This is NOT a drill

by Erik Dolson

Another day lost to the coronavirus, another week gone by.  We’re in a row boat, Republicans have the only oar. They row on their side only and around, around we go.

“The states will do testing,” Trump says (on Monday, could change any time). Mitch McConnell says “blue” states should be punished for past spending by withholding money needed to pay cops, nurses, firefighters. “Let them go bankrupt,” he says.

It’s one thing if McConnell’s Kentucky opens up for business today or tomorrow. Agreed, that’s up to their governor. But then, do we restrict travelers from Kentucky because they can’t afford to test? How do we know if Kentucky is a hotbed of virus? If some states test and others do not, do we build walls between them?

Once again: The coronavirus is a national problem, affecting national health and the national economy, and requires a coherent national response. Here is a minimum national strategy, suggested by someone who knows, Paul Romer, a 2018 Nobel laureate in economics and former chief economist for the World Bank, as reported in the Washington Post:

“… federal government should test every American once every two weeks to reestablish national confidence and jump-start the economy — an effort he estimated at $100 billion, all told.
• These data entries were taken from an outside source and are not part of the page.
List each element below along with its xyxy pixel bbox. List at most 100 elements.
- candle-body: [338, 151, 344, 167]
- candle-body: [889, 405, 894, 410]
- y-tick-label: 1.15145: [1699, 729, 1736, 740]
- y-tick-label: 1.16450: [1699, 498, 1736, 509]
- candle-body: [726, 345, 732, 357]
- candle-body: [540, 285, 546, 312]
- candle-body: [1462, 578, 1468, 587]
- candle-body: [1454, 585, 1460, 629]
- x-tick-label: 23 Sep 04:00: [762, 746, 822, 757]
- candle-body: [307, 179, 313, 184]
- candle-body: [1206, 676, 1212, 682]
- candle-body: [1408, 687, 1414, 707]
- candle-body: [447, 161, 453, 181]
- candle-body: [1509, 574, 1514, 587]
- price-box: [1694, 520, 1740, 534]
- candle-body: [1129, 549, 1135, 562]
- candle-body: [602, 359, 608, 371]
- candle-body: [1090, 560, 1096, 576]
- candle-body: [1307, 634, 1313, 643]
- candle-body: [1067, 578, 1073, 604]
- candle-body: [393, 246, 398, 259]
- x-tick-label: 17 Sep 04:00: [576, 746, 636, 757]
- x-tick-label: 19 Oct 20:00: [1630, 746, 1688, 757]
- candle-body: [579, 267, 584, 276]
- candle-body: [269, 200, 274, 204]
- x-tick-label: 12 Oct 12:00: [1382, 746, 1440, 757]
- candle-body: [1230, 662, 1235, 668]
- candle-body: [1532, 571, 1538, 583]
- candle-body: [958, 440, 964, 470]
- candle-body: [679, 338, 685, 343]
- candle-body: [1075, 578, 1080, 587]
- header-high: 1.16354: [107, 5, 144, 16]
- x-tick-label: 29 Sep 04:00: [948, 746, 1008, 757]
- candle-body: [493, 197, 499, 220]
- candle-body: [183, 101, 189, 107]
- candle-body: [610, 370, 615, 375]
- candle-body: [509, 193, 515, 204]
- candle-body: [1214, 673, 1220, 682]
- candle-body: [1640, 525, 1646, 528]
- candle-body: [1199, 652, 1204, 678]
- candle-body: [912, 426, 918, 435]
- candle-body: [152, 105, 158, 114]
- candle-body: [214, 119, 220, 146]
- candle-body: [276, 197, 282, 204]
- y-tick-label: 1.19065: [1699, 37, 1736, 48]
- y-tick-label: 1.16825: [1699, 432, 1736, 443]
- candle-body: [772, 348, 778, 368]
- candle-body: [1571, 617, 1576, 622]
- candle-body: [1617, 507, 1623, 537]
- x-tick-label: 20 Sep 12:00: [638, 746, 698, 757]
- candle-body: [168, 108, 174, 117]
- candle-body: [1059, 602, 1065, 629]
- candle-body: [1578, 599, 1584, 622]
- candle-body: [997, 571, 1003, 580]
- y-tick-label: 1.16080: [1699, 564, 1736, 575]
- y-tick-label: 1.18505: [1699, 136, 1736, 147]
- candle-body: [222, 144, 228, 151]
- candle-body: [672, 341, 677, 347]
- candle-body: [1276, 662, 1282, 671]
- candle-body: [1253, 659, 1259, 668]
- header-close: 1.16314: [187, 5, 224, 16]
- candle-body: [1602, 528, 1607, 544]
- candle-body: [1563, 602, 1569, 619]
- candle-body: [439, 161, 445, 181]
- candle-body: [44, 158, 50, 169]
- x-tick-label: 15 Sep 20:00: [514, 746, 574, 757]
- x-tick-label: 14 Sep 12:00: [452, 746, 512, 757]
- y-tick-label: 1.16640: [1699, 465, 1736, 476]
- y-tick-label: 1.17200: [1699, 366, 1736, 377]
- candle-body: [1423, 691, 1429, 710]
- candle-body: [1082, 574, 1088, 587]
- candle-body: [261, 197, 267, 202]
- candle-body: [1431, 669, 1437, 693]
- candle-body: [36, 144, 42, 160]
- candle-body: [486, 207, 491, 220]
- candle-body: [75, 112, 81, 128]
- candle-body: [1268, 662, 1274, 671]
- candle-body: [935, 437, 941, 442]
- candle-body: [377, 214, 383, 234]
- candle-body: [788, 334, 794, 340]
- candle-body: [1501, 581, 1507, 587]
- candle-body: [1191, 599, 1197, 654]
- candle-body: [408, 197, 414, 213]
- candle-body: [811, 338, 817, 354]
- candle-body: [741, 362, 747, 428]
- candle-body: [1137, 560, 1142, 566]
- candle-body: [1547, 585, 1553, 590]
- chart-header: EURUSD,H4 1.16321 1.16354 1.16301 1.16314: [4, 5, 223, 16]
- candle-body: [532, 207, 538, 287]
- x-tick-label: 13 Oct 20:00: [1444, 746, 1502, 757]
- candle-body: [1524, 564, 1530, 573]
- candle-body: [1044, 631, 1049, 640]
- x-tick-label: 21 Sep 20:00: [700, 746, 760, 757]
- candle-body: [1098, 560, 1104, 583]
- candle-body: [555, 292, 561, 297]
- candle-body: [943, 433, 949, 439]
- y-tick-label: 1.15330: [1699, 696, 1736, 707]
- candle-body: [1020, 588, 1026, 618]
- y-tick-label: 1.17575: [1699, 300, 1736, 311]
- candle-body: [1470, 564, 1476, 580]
That cost, he said, pales in comparison to the amount of lost economic activity the pandemic has caused. Romer, an expert in economic modeling, estimates that the United States is losing at least $500 billion a month in domestic production; other economists have suggested the figure is larger still.

‘Every month of delay makes the recovery slower — and take longer,’ Romer said.”

This is not a drill. As Trump flounders, American’s die and prospects for the future grow dim.